5. The Outside World
5.1. Necessary system
Dorado with Cedar 6.1; If you need ChipNDale desparately, a DandeTiger might do...
5.2. DF files
"©" stands for the current ChipNDale version number, right now 23 (meaning 2.3) but the zero is seldom written.
"©©" stands for the Cedar release used for the ChipNDale version, (for ChipNDale 2.3 use 6.1, since ChipNDale 2.3 is programmed in Cedar 6.1.
DF files for designers
/DATools/DATools©©/Top/CDDesign©.df
/DATools/DATools©©/Top/FooTool©.df where FooTool is the actual tool
It might be good to create a separate subdirectory for ChipNDale; this allows you to remove it easily when you want to upgrade to a new version. You should run ChipNDale from the same subdirectory where you store it, so you get the correct default fonts, icons, colortables... (ChipNDale does not use servers as a default because they might be down.)
DF files for programmers
/DATools/DATools©©/Top/CDCommon©.df
/DATools/DATools©©/Top/CDCMosB©.df
/DATools/DATools©©/Top/CDCMosA©.df
/DATools/DATools©©/Top/CDNMos©.df
/DATools/DATools©©/Top/ChipNSil©.df
DF files for documentation shared by different tools
/DATools/DATools©©/Top/CDDoc©.df
Contains documentations how to use some further basic ChipNDale related tools and how to program extensions to ChipNDale.
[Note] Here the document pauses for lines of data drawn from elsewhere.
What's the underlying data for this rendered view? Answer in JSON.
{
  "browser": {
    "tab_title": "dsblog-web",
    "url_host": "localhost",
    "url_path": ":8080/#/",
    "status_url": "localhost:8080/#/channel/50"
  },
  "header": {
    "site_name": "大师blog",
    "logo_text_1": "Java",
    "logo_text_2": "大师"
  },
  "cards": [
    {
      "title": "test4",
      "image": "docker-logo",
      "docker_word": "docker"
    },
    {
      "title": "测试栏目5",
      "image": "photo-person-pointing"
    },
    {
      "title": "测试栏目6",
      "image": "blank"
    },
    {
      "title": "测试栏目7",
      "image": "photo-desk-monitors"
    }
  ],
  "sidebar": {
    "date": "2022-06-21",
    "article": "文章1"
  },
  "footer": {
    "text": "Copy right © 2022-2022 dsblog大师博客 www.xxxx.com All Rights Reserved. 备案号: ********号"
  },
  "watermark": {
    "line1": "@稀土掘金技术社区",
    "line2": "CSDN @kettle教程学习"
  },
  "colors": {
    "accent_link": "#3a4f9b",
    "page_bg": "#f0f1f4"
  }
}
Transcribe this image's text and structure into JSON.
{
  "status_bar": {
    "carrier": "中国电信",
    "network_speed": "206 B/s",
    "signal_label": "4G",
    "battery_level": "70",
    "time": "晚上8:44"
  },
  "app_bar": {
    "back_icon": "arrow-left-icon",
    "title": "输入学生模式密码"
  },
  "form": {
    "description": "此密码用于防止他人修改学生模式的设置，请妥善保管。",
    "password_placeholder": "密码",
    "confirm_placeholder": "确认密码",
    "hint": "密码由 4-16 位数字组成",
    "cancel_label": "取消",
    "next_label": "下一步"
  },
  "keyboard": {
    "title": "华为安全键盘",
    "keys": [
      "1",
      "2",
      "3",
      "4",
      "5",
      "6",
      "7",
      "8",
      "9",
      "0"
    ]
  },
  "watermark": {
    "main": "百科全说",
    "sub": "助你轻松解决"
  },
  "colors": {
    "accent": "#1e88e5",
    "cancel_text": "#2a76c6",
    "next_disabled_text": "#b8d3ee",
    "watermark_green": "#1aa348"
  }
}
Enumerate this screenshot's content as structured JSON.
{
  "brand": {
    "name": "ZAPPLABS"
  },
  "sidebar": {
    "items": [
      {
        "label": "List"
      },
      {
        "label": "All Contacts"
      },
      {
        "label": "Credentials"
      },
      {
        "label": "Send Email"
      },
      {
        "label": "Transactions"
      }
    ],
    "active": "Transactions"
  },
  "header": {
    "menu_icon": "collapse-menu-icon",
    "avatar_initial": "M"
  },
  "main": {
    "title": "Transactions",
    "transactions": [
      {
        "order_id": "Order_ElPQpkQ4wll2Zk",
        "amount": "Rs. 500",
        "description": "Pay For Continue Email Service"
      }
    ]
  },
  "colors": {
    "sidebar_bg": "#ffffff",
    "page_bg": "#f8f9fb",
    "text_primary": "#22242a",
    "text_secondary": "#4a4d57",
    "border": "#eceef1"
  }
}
Other ChipNDale related tools have their documentation directly in their df file.
5.3. Distribution-lists on the Grapevine
ChipNDaleImplementors^.pa 
The pure creatures reading your complaints, uh, suggestions; actually we really like to get suggestions. Unhappily it happened far more often that valuable suggestions were not made then that nonsense complaints made me.
ChipNDaleUsers^.pa 
The user society. You get release messages, status reports and thereon. If you use ChipNDale for doing VLSI you probably should also be member of DAToolsUsers^.pa.
ChipNDaleDiscussion^.pa 
Open forum for discussion. This list will also get all messages sent to ChipNDaleUsers^.pa and some more.
DAToolsUsers^.pa 
The general design tool user society. You can avoid beeing a member in this list if you use ChipNDale only as an illustrator.
DAToolsImplementors^.pa 
Like ChipNDaleImplementors^.pa, but also for non ChipNDale related tools.
Note: Lists are restricted to Xerox employees, part-time employes and PARC summer students.
6. ChipNSil
ChipNSil is really exactly like ChipNDale! You don't have to learn any new command except the commands to draw text or exchange fonts. (See in chapter 2.12. "Text in ChipnSil").
Hint on macro design, to make it easy accessible:
To create macros(=cells) be carefull to make connection points on grid points. Use a grid of 4 for real design, but a grid of 1 while designing a macro. All connection points in a macro should be 1 lambda squares of black which sits on top of a 4 lambda grid point. Make an interestrect to the macro such that the lower left corner sits on a 4 lambda grid point. The size of the interrestrect should then be either a multiple of 4 lambda or a multiple of 4 lambda + 1.